Lange habe es so ausgesehen, als ob “der erschrockene Westen langsam kapituliere“, und die Putinversteher – für Landsbergis “Leute, die gegen die Werte und Prinzipien des Westens arbeiten“ – die Oberhand gewinnen.
Inzwischen gebe es aber Anzeichen für ein langsames Erwachen – etwa das Magnitskij-Gesetz in den USA, das Sanktionen gegen russische Beamte und Politiker festsetzt, die an Verbrechen beteiligt sind.

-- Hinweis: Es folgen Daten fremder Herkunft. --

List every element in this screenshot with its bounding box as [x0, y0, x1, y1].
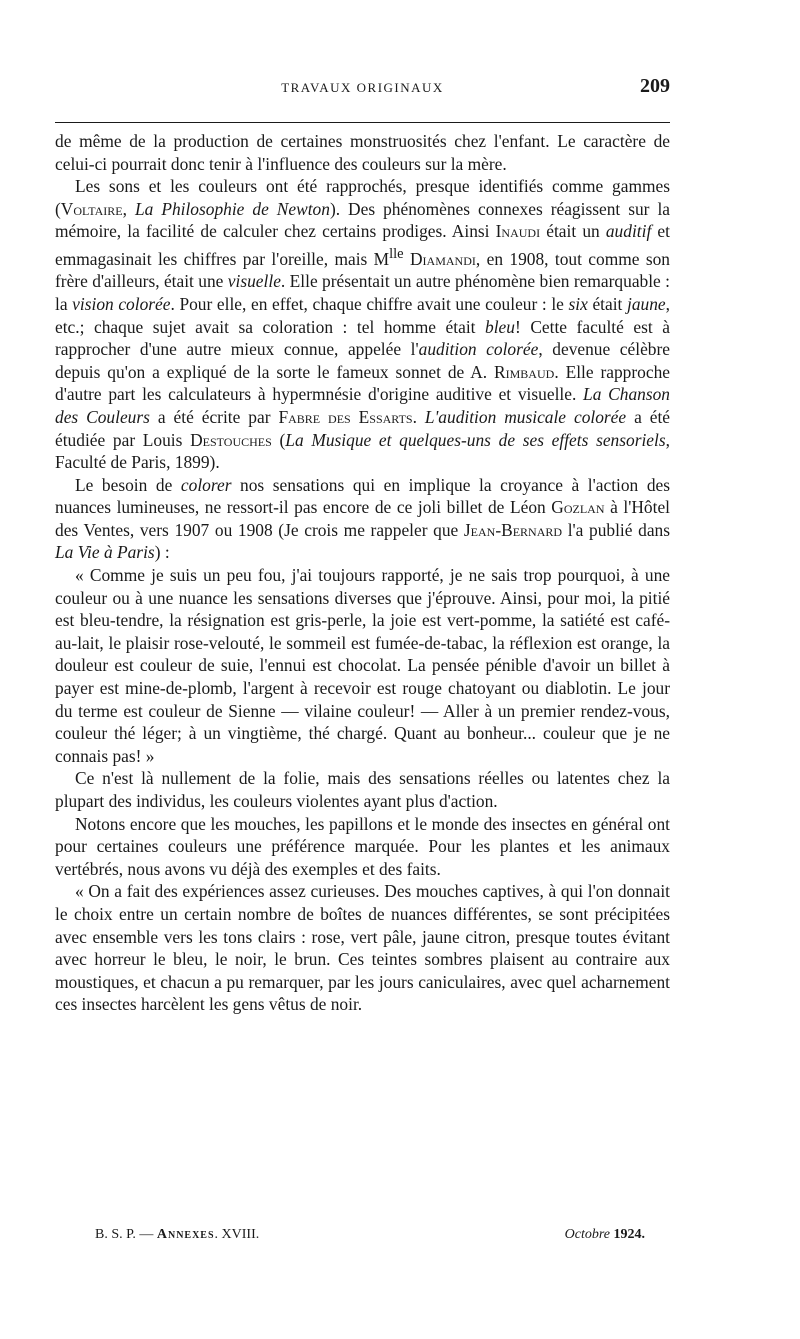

Und gerade die Ereignisse im Sport hätten vielen Menschen die Augen geöffnet über den wahren Charakter des Systems Putin, glaubt der frühere Staatschef: “Diese frechen Betrüger durften nicht zugelassen werden zur Olympiade. Und es ist erstaunlich, dass das Olympische Komitee dazu noch den Mut hatte. Das ist ein Hoffnungsschimmer.“
Zur Person: Vytautas Landsbergis,
geboren 1932, war von 1978 bis 1990 Professor an der Musikakademie in Wilna.
1990 war er einer der Mitbegründer der litauischen Unabhängigkeitsbewegung Sąjūdis, später deren Vorsitzender. Als solcher wurde er zur Symbolfigur und zum Vorkämpfer für das Streben nach Unabhängigkeit der baltischen Länder, die Moskau seit Ende des Zweiten Weltkrieges besetzt hielt.
Landsbergis musste in dieser Zeit mit einer Festnahme, langjährigen Inhaftierung und sogar Ermordung rechnen. Auf die Frage, ob er keine Angst gehabt habe, antwortet er: “Nein. Wovor? Mehr als mich erschießen konnten sie mir nicht antun.“
Am 13. Januar 1991, dem „Blutsonntag von Wilna“, wurden durch den Einsatz sowjetischer Truppen unter dem Oberbefehl von Michail Gorbatschow 14 Demonstranten für die Unabhängigkeit von Panzern überrollt und erschossen; mehr als 1000 Menschen wurden verletzt.
Als Parlamentspräsident wurde Landsbergis Staatschef von Litauen, das Amt hatte er von März 1990 bis November 1992 inne. Von 1996 bis 2000 war er erneut Parlamentspräsident, allerdings in dieser Funktion nicht mehr Staatschef.
Von 2004 bis 2014 war er Mitglied des Europaparlaments.